The interaction concept is based on three native gesture controls as well as physical movement in the real environment. A central principle is the integration of real movement in space as the central navigation method.

To ensure physical safety, the floor area in the immediate vicinity is displayed transparently when walking movements are detected. This keeps real conditions such as unevenness, terrain steps, or obstacles visible at all times.

Additionally, a specific navigation function was implemented that combines drag gestures and plane detection. This allows the model to be explored efficiently even with limited physical mobility.

The interior view offers a multimodal navigation concept that flexibly adapts to different usage situations. The user can either move physically through the digital model or alternatively trigger virtual movement in space using hand gestures.

Evaluation through Experience Testing
The qualitative experience testing was conducted with five participants under practical conditions on a walkable property. The investigation used a multi-methodological design: Think-Aloud technique, semi-structured interviews, and standardized questionnaires including the NASA Task Load Index (NASA-TLX) for measuring subjective load and the User Experience Questionnaire – Short (UEQ-S) for measuring user experience and acceptance.

Quantitative Findings
For the quantitative survey, an online questionnaire was conducted with n = 44 participants. The survey used a within-subjects design with randomized order, where participants evaluated both classic 2D floor plans and AR visualizations on seven-point Likert scales.

The results show that AR visualizations significantly improve spatial understanding, decision confidence, client satisfaction, and communication between architects and clients compared to classic 2D floor plans. The AR visualization performed significantly better than the classic 2D floor plan in all surveyed aspects. Effect sizes range from d = 0.5 to d = 0.8 or higher.

Qualitative Insights
The qualitative evaluation shows that particularly the physical navigation and intuitive interaction in the AR model are positively evaluated. A central experience of all test participants was the extraordinarily high immersion achieved through the spatial experience of the building at 1:1 scale and in real context.
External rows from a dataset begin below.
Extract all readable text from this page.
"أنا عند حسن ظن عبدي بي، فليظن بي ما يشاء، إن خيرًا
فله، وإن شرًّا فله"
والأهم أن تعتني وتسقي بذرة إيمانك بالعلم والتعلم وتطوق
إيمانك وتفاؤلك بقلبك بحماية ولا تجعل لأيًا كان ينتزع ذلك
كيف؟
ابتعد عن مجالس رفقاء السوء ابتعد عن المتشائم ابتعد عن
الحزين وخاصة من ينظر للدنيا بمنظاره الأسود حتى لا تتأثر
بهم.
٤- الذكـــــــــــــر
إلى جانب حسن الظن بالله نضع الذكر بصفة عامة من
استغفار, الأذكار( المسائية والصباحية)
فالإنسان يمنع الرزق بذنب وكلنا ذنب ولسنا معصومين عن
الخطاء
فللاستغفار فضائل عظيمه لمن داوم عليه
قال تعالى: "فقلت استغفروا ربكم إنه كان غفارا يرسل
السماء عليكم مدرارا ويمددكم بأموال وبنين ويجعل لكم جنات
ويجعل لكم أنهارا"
The evaluation of the NASA-TLX questionnaire reveals overall low to moderate subjective load when using the AR prototype. The evaluation of the UEQ-S shows that the AR prototype is predominantly positively assessed by participants. Particularly highlighted are aspects such as attractiveness, comprehensibility, and modernity.

Workflow Integration and Technical Feasibility
The research demonstrates the technical feasibility of an automated CAD-to-AR workflow. The conceived process integrates seamlessly into existing CAD environments through plugin architecture, automatically converting 2D floor plans and 3D models into AR-compatible formats. Both ArchiCAD and AutoCAD provide official APIs that enable native integration.
The workflow encompasses model export, format conversion to USDZ, cloud-based distribution, and direct loading into the AR application. This approach ensures a continuous user experience from modeling to immersive on-site presentation while maintaining the precision and accuracy of the original CAD data.
Acceptance depends significantly on simple integration into existing CAD workflows and the user-friendliness of the AR application. The study identifies practice-relevant requirements as well as limitations and provides recommendations for the further development of user-centered AR solutions in architectural planning.